EyeWitness and Active Scanning

You can clone/download EyeWitness to test active scans here: https://github.com/ChrisTruncer/EyeWitness

Since its release, EyeWitness has purely been a passive scanner. Its focus has been to take screenshots of web applications, and attempt to identify any default credentials that might be associated with that web application. In my experience, it works well to save me the time from having to look up account information. While there are other features, this has been EyeWitness’s primary MO.

For a while, it’s been requested that EyeWitness integrate active scanning features to actually test and see what user accounts are genuinely valid, but it’s just never been in EyeWitness’s functionality.. until now.

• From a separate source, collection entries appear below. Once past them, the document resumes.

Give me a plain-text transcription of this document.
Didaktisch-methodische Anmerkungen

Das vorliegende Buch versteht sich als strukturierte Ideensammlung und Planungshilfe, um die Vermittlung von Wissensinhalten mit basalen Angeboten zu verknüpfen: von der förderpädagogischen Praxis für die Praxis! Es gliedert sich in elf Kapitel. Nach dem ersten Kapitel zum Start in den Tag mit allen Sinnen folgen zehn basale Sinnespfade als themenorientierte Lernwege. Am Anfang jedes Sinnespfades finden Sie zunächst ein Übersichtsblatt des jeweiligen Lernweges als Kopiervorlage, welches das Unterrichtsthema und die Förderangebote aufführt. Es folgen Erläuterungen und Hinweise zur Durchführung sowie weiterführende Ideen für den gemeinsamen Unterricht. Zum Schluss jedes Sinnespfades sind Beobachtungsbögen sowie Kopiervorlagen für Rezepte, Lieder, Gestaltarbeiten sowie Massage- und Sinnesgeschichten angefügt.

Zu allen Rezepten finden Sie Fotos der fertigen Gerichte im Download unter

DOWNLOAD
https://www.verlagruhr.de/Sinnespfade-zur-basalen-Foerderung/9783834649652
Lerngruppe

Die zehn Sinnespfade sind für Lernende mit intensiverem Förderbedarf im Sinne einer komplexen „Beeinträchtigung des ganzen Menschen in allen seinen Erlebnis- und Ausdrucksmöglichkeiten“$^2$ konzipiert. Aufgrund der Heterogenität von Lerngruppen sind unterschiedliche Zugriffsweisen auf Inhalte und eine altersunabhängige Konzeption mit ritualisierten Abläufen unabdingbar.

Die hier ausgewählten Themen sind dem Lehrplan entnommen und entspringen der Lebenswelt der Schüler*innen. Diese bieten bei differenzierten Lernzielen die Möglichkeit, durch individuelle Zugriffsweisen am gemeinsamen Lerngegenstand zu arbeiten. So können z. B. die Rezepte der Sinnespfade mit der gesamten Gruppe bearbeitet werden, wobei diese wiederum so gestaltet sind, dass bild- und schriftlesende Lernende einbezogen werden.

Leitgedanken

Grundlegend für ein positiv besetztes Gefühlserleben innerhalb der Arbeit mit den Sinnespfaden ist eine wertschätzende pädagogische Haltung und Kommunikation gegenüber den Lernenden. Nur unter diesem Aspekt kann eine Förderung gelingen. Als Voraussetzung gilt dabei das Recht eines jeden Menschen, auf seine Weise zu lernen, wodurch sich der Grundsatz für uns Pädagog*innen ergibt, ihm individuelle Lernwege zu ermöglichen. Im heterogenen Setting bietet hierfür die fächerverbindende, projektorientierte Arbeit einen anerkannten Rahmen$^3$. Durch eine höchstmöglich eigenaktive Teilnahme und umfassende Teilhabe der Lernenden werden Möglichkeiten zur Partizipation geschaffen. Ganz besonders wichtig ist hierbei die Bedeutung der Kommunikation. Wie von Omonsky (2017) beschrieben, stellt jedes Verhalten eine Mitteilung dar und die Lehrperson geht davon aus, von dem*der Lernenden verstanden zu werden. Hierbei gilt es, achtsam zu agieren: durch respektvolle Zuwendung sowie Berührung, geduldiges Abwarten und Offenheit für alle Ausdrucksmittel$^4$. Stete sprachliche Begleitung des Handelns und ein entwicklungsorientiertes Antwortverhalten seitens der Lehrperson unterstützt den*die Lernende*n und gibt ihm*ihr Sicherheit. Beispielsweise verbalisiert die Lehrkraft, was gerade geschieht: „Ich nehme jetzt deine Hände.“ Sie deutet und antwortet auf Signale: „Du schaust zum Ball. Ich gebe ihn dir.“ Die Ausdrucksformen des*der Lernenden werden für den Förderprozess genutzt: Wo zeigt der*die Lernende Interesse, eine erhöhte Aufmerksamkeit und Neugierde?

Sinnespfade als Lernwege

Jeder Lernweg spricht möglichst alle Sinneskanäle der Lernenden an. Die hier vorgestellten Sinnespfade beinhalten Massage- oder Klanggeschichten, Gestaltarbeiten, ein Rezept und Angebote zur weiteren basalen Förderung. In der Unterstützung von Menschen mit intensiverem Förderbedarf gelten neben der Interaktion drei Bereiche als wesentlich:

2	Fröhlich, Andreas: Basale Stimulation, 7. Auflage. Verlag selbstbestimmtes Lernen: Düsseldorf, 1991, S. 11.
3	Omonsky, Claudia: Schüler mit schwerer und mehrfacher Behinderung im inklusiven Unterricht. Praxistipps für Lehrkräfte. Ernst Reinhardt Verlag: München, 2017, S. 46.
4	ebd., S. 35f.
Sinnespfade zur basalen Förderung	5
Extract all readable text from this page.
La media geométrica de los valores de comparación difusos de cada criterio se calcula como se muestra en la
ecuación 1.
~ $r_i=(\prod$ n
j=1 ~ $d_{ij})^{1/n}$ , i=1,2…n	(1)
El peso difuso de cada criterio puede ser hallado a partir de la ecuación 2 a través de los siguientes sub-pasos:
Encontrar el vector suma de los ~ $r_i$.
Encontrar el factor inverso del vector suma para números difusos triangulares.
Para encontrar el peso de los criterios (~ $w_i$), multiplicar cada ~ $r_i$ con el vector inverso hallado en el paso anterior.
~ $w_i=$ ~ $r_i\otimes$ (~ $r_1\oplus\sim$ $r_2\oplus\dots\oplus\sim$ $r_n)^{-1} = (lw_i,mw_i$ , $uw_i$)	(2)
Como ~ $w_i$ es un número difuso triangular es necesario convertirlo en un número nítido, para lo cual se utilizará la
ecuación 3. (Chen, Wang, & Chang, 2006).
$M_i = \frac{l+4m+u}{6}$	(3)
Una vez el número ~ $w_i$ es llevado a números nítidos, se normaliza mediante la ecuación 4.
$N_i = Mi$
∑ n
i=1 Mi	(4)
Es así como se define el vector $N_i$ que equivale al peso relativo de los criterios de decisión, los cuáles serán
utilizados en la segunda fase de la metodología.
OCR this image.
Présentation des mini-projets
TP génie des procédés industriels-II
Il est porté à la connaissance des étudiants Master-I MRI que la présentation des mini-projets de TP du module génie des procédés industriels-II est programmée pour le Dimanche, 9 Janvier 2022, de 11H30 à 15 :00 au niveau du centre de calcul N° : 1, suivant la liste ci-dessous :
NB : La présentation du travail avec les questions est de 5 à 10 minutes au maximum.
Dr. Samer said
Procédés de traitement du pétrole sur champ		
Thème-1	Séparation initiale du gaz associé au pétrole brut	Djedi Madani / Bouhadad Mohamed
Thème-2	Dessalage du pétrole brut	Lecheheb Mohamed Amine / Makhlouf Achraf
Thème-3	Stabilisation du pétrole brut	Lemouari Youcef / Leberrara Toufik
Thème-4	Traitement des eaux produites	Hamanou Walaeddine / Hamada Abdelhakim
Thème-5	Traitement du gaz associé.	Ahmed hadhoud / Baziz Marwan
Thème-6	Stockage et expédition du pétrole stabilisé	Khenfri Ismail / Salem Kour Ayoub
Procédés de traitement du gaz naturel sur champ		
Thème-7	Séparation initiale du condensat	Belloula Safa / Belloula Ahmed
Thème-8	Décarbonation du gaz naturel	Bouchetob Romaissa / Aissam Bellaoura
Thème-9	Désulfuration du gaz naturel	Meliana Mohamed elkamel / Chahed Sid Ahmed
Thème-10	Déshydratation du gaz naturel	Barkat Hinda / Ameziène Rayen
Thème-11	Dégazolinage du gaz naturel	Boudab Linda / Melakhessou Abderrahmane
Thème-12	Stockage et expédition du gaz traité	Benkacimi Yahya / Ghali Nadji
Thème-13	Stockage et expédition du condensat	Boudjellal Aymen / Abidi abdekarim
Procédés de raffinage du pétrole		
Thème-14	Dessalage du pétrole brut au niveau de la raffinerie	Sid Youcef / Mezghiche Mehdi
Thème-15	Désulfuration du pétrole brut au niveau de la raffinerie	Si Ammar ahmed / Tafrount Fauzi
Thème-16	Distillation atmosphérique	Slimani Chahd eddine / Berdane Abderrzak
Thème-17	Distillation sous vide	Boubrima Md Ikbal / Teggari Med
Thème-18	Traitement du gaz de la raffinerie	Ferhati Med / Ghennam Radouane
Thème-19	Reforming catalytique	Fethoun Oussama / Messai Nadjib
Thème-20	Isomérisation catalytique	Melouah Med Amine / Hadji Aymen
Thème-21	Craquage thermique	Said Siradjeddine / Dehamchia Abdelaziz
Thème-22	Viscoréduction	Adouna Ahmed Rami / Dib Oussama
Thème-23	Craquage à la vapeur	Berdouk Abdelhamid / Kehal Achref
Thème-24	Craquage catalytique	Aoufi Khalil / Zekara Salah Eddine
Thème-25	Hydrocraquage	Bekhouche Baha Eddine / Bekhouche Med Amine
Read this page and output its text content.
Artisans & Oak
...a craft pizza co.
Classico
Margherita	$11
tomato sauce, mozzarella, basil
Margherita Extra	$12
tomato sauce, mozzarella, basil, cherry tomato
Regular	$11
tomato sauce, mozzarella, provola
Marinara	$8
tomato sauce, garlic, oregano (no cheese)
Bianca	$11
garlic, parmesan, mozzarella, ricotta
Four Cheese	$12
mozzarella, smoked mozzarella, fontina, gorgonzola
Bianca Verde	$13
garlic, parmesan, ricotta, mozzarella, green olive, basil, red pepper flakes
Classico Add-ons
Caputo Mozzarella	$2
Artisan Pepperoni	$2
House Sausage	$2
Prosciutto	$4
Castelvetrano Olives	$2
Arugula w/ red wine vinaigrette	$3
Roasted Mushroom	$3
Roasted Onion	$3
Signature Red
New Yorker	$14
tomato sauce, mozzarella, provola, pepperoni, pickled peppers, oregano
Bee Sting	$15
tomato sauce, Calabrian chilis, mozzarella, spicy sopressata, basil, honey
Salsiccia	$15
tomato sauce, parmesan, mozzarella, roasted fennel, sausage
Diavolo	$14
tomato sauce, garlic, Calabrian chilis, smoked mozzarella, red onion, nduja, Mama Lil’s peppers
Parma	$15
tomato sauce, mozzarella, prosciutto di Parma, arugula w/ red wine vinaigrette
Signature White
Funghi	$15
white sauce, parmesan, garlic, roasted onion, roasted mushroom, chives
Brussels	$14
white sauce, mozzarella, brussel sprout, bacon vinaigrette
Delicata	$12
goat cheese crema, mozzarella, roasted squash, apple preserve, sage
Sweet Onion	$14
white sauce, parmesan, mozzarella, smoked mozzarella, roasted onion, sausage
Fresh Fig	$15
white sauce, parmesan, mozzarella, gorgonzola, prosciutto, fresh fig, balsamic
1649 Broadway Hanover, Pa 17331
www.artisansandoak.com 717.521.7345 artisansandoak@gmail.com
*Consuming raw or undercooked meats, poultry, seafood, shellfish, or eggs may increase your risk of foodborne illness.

Evan Pena (@Evan_Pena2003) just submitted a pull request to EyeWitness which has just been merged into the master branch. While it is currently limited in scope, active user account scanning functionality has just been merged into EyeWitness!

scan

raikia

When you use the –active-scan command line flag, EyeWitness will attempt to find common locations of login forms, and if one is found, it will attempt to validate commonly used credentials and see if they work for the specific web application being tested. Additionally, we are now able to create more targeted “signatures” that can be used to specify paths for each unique web application and the credentials that should be tested against it.

Datafile Creds

For example, the –active-scan feature now can test tomcat manager web applications with various username and password combinations to see if any are valid. If a valid user/pass combo is found, EyeWitness will not only alert within the console, but the report itself has a new category called “Successful Logins” to highlight the applications where EyeWitness could successfully log into it.

Raikiareport

As of now, the “database” of web applications isn’t large. However, this is the same situation we were in when EyeWitness began passively scanning for default credentials. As the database is built out, I’ll have the ability to add more web applications in and identify more credentials for each web app.

I’m really happy to have had this feature added in from the community, and I look forward to adding to the web application database and identify more credentials with each scan.